HORRY COUNTY, S.C. (WBTW) — Mark Lazarus has decided to end his efforts to overturn the results of last month’s runoff election for the chair of the Horry County Council.

Lazarus, who lost the runoff election to incumbent Johnny Gardner after collecting the most votes in the June 14 Republican primary, had appealed the results to the county Republican Party because the Horry County Voter Registration and Elections Board sent nearly 1,400 Democratic ballots to Republican voters ahead of the runoff.

Corrected runoff ballots were mailed out, but Lazarus claimed that voters who were mailed the wrong ballots didn’t have enough time to send in the corrected ballots. Unofficial results on election night showed Gardner with 11,345 votes and Lazarus with 11,092.

After the county GOP rejected his appeal, Lazarus filed an appeal with the state Republican Party to try to overturn the results of the election.

“Unfortunately, appealing the county party’s decision to the South Carolina Republican Party won’t give Horry County voters the answers they deserve as to what went wrong in their election and does not help determine whether anyone who voted by absentee in the runoff election actually had their vote counted or a remedy to count their votes,” Lazarus said Tuesday afternoon in a statement. “Therefore, I accept the certification of this election by the county elections board and recognize there is no recourse to count the votes, so no further appeal will be pursued.”

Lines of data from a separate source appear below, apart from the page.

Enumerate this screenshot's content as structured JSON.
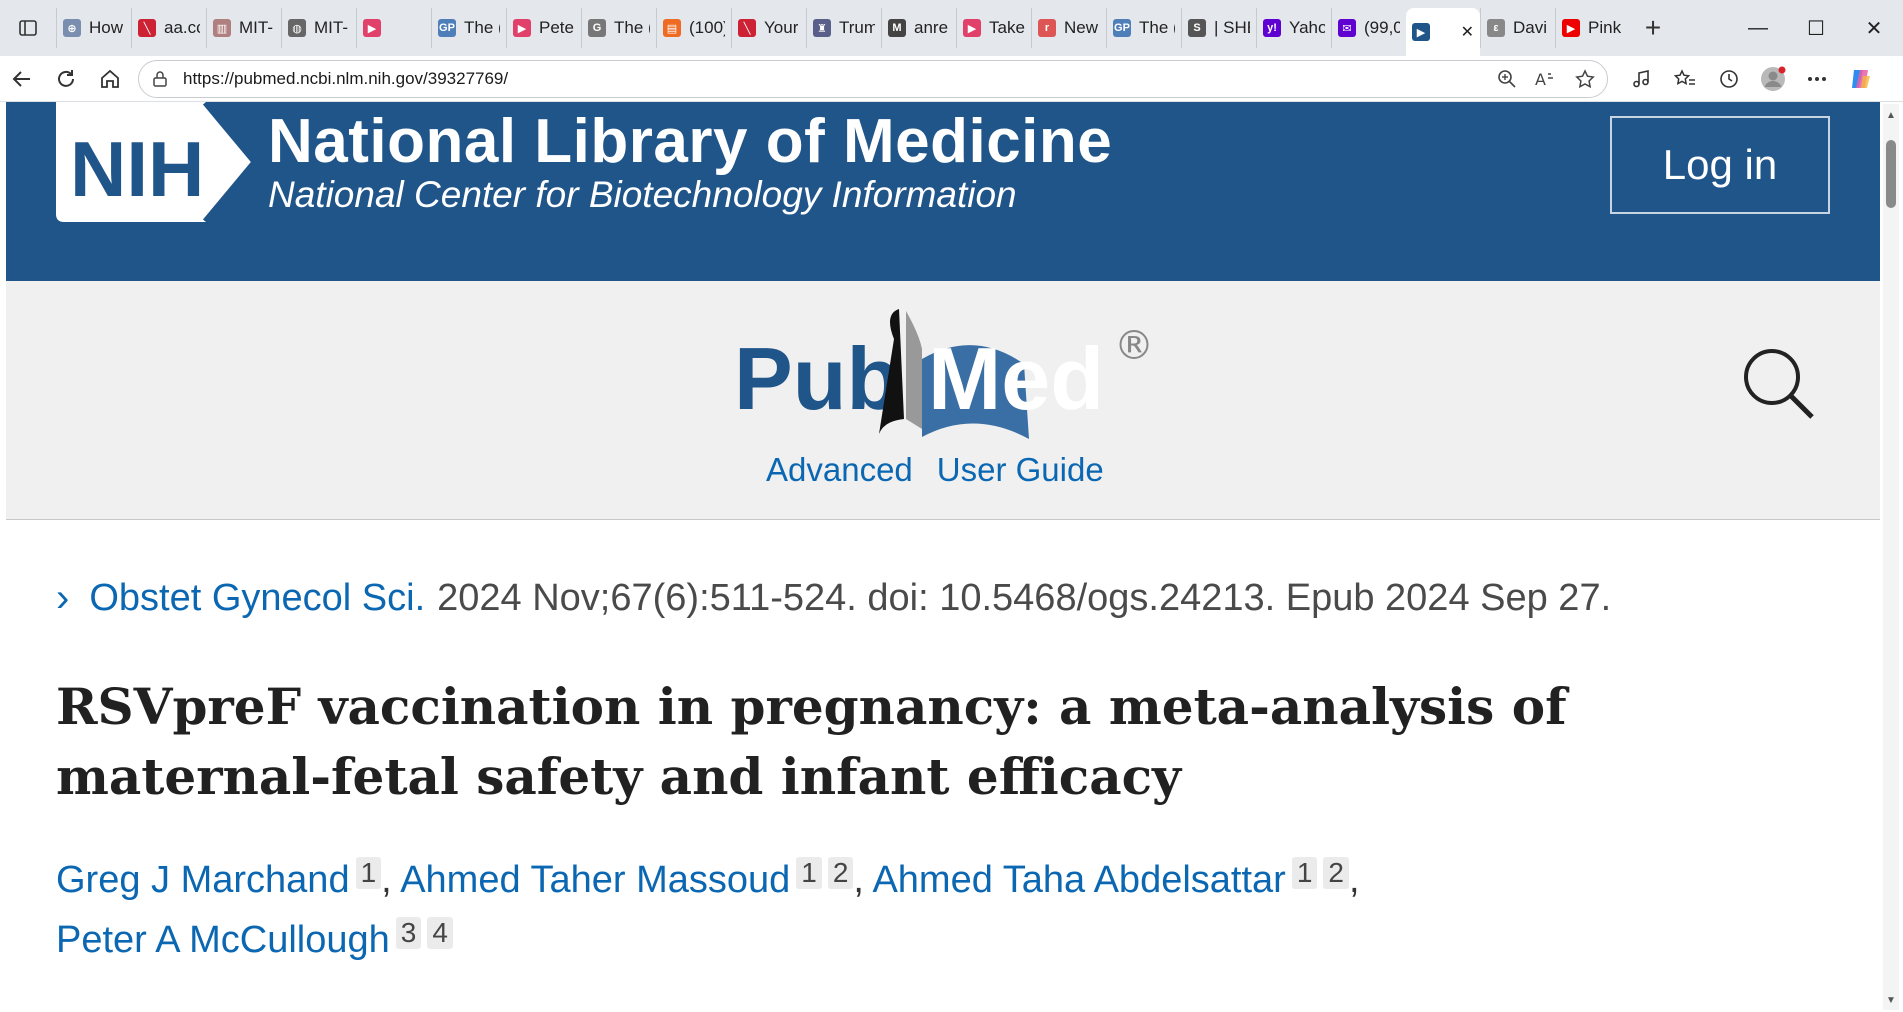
{
  "browser": {
    "tabs": [
      {
        "title": "How",
        "color": "#7a8fb0",
        "glyph": "⊕"
      },
      {
        "title": "aa.cc",
        "color": "#c23",
        "glyph": "╲"
      },
      {
        "title": "MIT-",
        "color": "#b08080",
        "glyph": "▥"
      },
      {
        "title": "MIT-",
        "color": "#666",
        "glyph": "◍"
      },
      {
        "title": "",
        "color": "#e0406a",
        "glyph": "▶"
      },
      {
        "title": "The (",
        "color": "#4f7fb8",
        "glyph": "GP"
      },
      {
        "title": "Peter",
        "color": "#e0406a",
        "glyph": "▶"
      },
      {
        "title": "The (",
        "color": "#777",
        "glyph": "G"
      },
      {
        "title": "(100)",
        "color": "#ef6a22",
        "glyph": "▤"
      },
      {
        "title": "Your",
        "color": "#c23",
        "glyph": "╲"
      },
      {
        "title": "Trum",
        "color": "#5a5f8a",
        "glyph": "♜"
      },
      {
        "title": "anre",
        "color": "#444",
        "glyph": "M"
      },
      {
        "title": "Take",
        "color": "#e0406a",
        "glyph": "▶"
      },
      {
        "title": "New",
        "color": "#d55",
        "glyph": "r"
      },
      {
        "title": "The (",
        "color": "#4f7fb8",
        "glyph": "GP"
      },
      {
        "title": "| SHE",
        "color": "#555",
        "glyph": "S"
      },
      {
        "title": "Yaho",
        "color": "#5f01d1",
        "glyph": "y!"
      },
      {
        "title": "(99,0",
        "color": "#5f01d1",
        "glyph": "✉"
      },
      {
        "title": "",
        "color": "#20558a",
        "glyph": "▶"
      },
      {
        "title": "Davi",
        "color": "#888",
        "glyph": "ε"
      },
      {
        "title": "Pink",
        "color": "#e00",
        "glyph": "▶"
      }
    ],
    "url": "https://pubmed.ncbi.nlm.nih.gov/39327769/"
  },
  "header": {
    "nih_mark": "NIH",
    "title": "National Library of Medicine",
    "subtitle": "National Center for Biotechnology Information",
    "login_label": "Log in"
  },
  "pubmed": {
    "logo_text_left": "Pub",
    "logo_text_right": "Med",
    "registered": "®",
    "links": [
      "Advanced",
      "User Guide"
    ]
  },
  "article": {
    "journal": "Obstet Gynecol Sci.",
    "citation": "2024 Nov;67(6):511-524. doi: 10.5468/ogs.24213. Epub 2024 Sep 27.",
    "title": "RSVpreF vaccination in pregnancy: a meta-analysis of maternal-fetal safety and infant efficacy",
    "authors": [
      {
        "name": "Greg J Marchand",
        "affs": [
          "1"
        ]
      },
      {
        "name": "Ahmed Taher Massoud",
        "affs": [
          "1",
          "2"
        ]
      },
      {
        "name": "Ahmed Taha Abdelsattar",
        "affs": [
          "1",
          "2"
        ]
      },
      {
        "name": "Peter A McCullough",
        "affs": [
          "3",
          "4"
        ]
      }
    ]
  }
}
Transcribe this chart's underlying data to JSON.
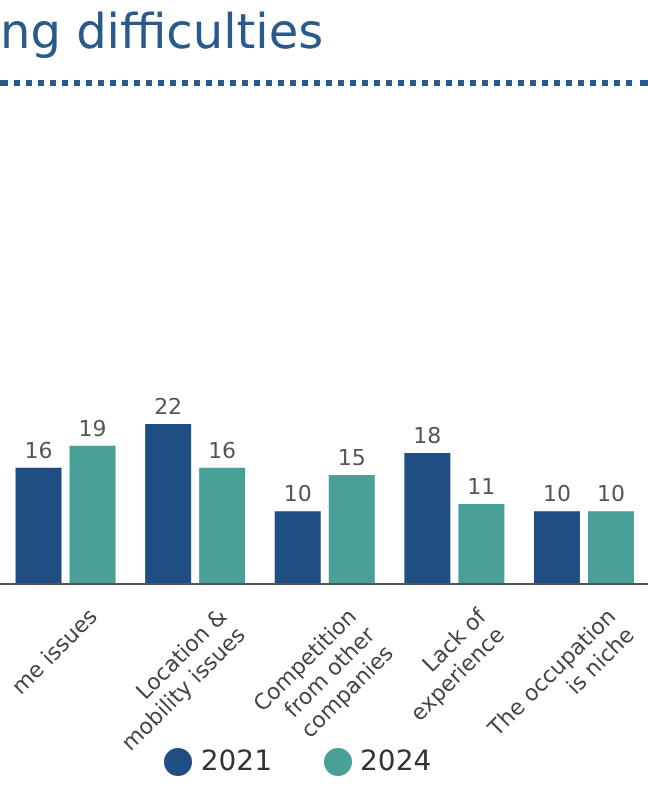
{
  "chart_data": {
    "type": "bar",
    "title": "ng difficulties",
    "categories": [
      "me issues",
      "Location &\nmobility issues",
      "Competition\nfrom other\ncompanies",
      "Lack of\nexperience",
      "The occupation\nis niche"
    ],
    "series": [
      {
        "name": "2021",
        "color": "#1f4e82",
        "values": [
          16,
          22,
          10,
          18,
          10
        ]
      },
      {
        "name": "2024",
        "color": "#48a096",
        "values": [
          19,
          16,
          15,
          11,
          10
        ]
      }
    ],
    "data_labels": true,
    "grid": false,
    "legend": "bottom"
  }
}
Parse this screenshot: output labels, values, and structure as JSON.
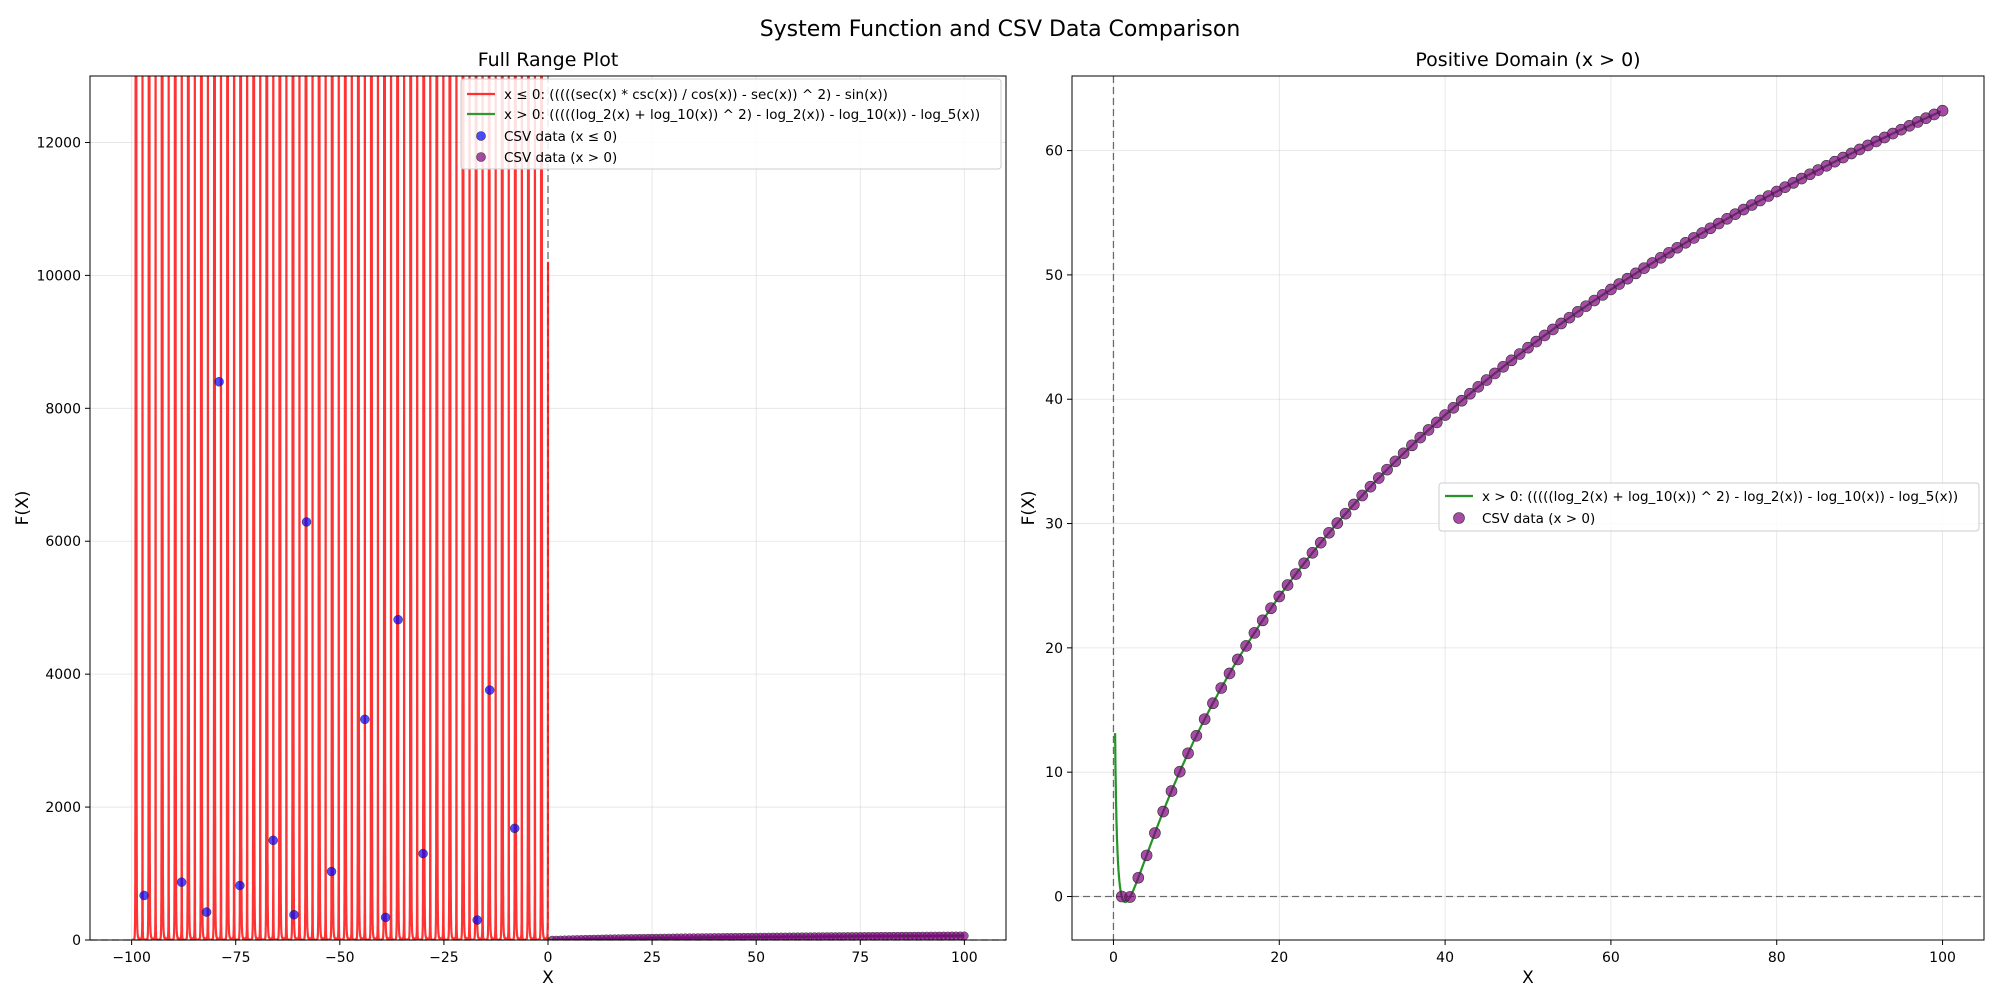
{
  "figure": {
    "title": "System Function and CSV Data Comparison"
  },
  "colors": {
    "neg_line": "#ff0000",
    "pos_line": "#008000",
    "neg_points": "#0000ff",
    "pos_points": "#800080",
    "point_edge": "#333333"
  },
  "chart_data": [
    {
      "type": "line",
      "title": "Full Range Plot",
      "xlabel": "X",
      "ylabel": "F(X)",
      "xlim": [
        -110,
        110
      ],
      "ylim": [
        0,
        13000
      ],
      "xticks": [
        -100,
        -75,
        -50,
        -25,
        0,
        25,
        50,
        75,
        100
      ],
      "yticks": [
        0,
        2000,
        4000,
        6000,
        8000,
        10000,
        12000
      ],
      "grid": true,
      "legend_position": "top-right",
      "reference_lines": {
        "x": 0,
        "y": 0
      },
      "series": [
        {
          "name": "x ≤ 0: (((((sec(x) * csc(x)) / cos(x)) - sec(x)) ^ 2) - sin(x))",
          "kind": "line",
          "domain": [
            -100,
            0
          ]
        },
        {
          "name": "x > 0: (((((log_2(x) + log_10(x)) ^ 2) - log_2(x)) - log_10(x)) - log_5(x))",
          "kind": "line",
          "domain": [
            0,
            100
          ]
        },
        {
          "name": "CSV data (x ≤ 0)",
          "kind": "scatter",
          "points": [
            [
              -97,
              670
            ],
            [
              -88,
              870
            ],
            [
              -82,
              420
            ],
            [
              -79,
              8400
            ],
            [
              -74,
              820
            ],
            [
              -66,
              1500
            ],
            [
              -61,
              380
            ],
            [
              -58,
              6290
            ],
            [
              -52,
              1030
            ],
            [
              -44,
              3320
            ],
            [
              -39,
              340
            ],
            [
              -36,
              4820
            ],
            [
              -30,
              1300
            ],
            [
              -17,
              300
            ],
            [
              -14,
              3760
            ],
            [
              -8,
              1680
            ]
          ]
        },
        {
          "name": "CSV data (x > 0)",
          "kind": "scatter",
          "domain": [
            1,
            100
          ]
        }
      ]
    },
    {
      "type": "line",
      "title": "Positive Domain (x > 0)",
      "xlabel": "X",
      "ylabel": "F(X)",
      "xlim": [
        -5,
        105
      ],
      "ylim": [
        -3.5,
        66
      ],
      "xticks": [
        0,
        20,
        40,
        60,
        80,
        100
      ],
      "yticks": [
        0,
        10,
        20,
        30,
        40,
        50,
        60
      ],
      "grid": true,
      "legend_position": "center-right",
      "reference_lines": {
        "x": 0,
        "y": 0
      },
      "series": [
        {
          "name": "x > 0: (((((log_2(x) + log_10(x)) ^ 2) - log_2(x)) - log_10(x)) - log_5(x))",
          "kind": "line",
          "domain": [
            0.2,
            100
          ]
        },
        {
          "name": "CSV data (x > 0)",
          "kind": "scatter",
          "domain": [
            1,
            100
          ]
        }
      ]
    }
  ]
}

In his statement, Lazarus said he is disappointed that the Horry County GOP denied his appeal.

“The unexplained snafu caused 1,377 Democrat ballots to be mailed to Republican absentee voters,” he said. “The correct ballots were not mailed until Friday before Election Day on Tuesday. We did not learn until results were posted Election Day that only 140 ballots were received and counted by the deadline. The county council chairman’s race was decided by 260 votes, so there was solid reason to believe the outcome could have been affected by this blunder and it was my intention to make
sure the error was addressed, and those votes counted.”

Lazarus said he appealed to the elections board the day after the election because “adequate time was not given for postal delivery.”

“But the law does not make allowances for mistakes of this magnitude,” he said. “The ballots could not be
opened or counted, nor could the voter list be cross-referenced to determine how many voters were still able to get to the polls despite having requested absentee ballots. The board said there was no process to determine how many voters were disenfranchised or to correct the problem. They said my only recourse was to appeal to the Republican Party’s executive committee.”

However, he said the party refused his appeal because it was filed on July 5, a day after the filing deadline, which happened to fall on the July 4th holiday. However, he said in his statement that the party agreed to hear an appeal in the South Carolina District 106 race, which he said was also filed after the deadline.

Lazarus was trying to regain the council chairmanship he held between 2013 and 2018.